The group of supporters broke into the office of the station's director Batykan Azhymamatovy and demanded to be given air time to make a statement which they then recorded, reported Radio Azattyk, the Kyrgyz station of US-funded Radio Free Europe.

Dozens of protesters then entered the regional administration building, briefly taking hostage the regional governor Bekut Asanov. After an hour he was allowed to go but the protesters remained in the building, Azattyk said.

The interior minister of Kyrgyzstan's interim government, Bolotbek Sherniyazov, was also beaten in the unrest.

He finally managed to flee to his jeep and leave the scene as the protesters hurled bottles at his car, the report said.

But the chief of staff for Kyrgyzstan's interim leader Roza Otunbayeva, Edil Baisalov, told Russian radio that the new authorities had the situation under control and were refraining from using force.

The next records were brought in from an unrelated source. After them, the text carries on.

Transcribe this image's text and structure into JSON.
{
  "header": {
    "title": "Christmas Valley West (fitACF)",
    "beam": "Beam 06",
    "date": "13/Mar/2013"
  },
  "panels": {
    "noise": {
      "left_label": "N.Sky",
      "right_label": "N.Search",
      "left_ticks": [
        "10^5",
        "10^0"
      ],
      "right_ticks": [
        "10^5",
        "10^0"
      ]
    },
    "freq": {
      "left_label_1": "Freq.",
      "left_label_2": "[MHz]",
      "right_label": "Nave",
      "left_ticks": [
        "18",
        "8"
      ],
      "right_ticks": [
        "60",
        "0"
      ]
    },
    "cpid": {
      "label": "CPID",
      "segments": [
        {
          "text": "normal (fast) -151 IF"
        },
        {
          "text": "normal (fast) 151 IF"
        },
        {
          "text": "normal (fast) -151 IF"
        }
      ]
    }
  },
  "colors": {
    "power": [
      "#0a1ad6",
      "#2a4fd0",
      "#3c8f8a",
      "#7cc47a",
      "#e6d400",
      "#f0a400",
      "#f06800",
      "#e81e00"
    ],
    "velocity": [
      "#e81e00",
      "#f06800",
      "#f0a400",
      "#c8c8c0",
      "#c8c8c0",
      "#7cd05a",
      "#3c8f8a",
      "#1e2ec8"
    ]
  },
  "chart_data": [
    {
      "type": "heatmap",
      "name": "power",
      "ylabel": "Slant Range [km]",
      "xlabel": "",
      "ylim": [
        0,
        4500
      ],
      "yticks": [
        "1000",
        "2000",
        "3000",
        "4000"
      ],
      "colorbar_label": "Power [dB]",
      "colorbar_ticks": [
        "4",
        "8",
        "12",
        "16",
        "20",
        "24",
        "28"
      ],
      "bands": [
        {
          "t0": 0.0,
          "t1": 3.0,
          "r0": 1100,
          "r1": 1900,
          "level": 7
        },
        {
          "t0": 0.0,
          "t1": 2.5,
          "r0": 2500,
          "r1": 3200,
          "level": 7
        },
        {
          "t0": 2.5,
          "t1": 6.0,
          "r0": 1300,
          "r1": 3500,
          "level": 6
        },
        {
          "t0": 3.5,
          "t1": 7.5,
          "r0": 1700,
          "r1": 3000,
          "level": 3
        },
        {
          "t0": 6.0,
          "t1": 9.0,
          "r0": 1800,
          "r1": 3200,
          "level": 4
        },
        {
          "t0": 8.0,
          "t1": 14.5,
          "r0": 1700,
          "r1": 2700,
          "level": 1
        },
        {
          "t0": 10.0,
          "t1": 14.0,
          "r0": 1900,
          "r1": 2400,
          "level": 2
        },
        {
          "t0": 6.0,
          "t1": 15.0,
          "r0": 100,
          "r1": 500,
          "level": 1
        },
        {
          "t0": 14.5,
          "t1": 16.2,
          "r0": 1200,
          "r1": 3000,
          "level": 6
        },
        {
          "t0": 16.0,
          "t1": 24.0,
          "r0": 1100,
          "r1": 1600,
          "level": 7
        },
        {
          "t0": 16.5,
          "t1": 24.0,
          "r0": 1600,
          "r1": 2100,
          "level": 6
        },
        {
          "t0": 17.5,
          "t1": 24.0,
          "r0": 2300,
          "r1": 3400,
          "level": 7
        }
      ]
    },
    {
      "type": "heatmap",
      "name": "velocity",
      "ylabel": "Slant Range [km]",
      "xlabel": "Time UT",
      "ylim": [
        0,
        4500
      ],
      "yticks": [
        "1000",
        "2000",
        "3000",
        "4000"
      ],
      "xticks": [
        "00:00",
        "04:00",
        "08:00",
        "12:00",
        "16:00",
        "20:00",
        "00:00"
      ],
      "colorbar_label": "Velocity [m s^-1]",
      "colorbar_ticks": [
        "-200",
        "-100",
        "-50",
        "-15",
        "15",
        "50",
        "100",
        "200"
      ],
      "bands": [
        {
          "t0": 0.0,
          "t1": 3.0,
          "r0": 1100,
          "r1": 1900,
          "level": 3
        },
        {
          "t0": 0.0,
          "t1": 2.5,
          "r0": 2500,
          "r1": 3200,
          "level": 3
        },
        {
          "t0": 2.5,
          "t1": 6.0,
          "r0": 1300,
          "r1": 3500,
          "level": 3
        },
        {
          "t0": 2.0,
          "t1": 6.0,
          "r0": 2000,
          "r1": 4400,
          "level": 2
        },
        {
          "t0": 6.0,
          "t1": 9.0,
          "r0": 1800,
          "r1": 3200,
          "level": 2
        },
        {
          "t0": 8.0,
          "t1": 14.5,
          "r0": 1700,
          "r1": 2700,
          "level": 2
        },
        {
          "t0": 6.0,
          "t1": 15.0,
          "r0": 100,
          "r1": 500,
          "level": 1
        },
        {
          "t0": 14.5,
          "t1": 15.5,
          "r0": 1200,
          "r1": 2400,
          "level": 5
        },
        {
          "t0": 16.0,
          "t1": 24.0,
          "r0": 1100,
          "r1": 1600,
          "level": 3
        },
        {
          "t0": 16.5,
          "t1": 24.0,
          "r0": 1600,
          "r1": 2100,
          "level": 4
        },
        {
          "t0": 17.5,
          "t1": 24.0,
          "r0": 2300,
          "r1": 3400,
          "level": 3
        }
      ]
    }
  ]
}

"The situation is under control, the interim government is refusing to use force on Bakiyev's supporters and we intend to look at such demonstrations with patience," he told Moscow Echo radio.

Uncertainty is growing over the whereabouts of Bakiyev, with some reports saying he has already moved on from Kazakhstan. Bakiyev has spent the last days in the southern Kazakhstan city of Taraz.

"Bakiyev has left Kazakhstan. He is no longer on the territory of the country," an informed source told the Interfax-Kazakhstan news agency, saying it was not clear where he was now.

Another source also told the agency that Bakiyev had flown out of Taraz late on Friday for an unknown destination. Kazakh officials could not be reached for comment.

Earlier reports had said that Bakiyev was due to arrive in the ex-Soviet state of Belarus, whose President Alexander Lukashenko had last week offered him asylum. But Belarussian officials denied he would be coming.

There has also been speculation in the Russian media that Bakiyev could be seeking to head to Turkey.

The interim government of Kyrgyzstan have said they will seek to bring him to justice wherever he goes.

"Wherever Kurmanbek Bakiyev goes, the international community must see him as a criminal," the deputy head of the interim government Azimbek Beknazarov told reporters in Bishkek.

Bakiyev came to power in a popular uprising known as the Tulip Revolution in 2005, but in recent years he came under increasing criticism for authoritarianism and corruption.

The government has also launched operations to arrest close family members and allies of Bakiyev, but so far appears only to have netted Baktybek Kaliyev, the former defence minister.

An operation to arrest his brother and former top regime figure Zhanysh Bakiyev ended in apparent failure when he slipped out of his village when it was surrounded by the security forces, officials said.

He is now the target of a major search.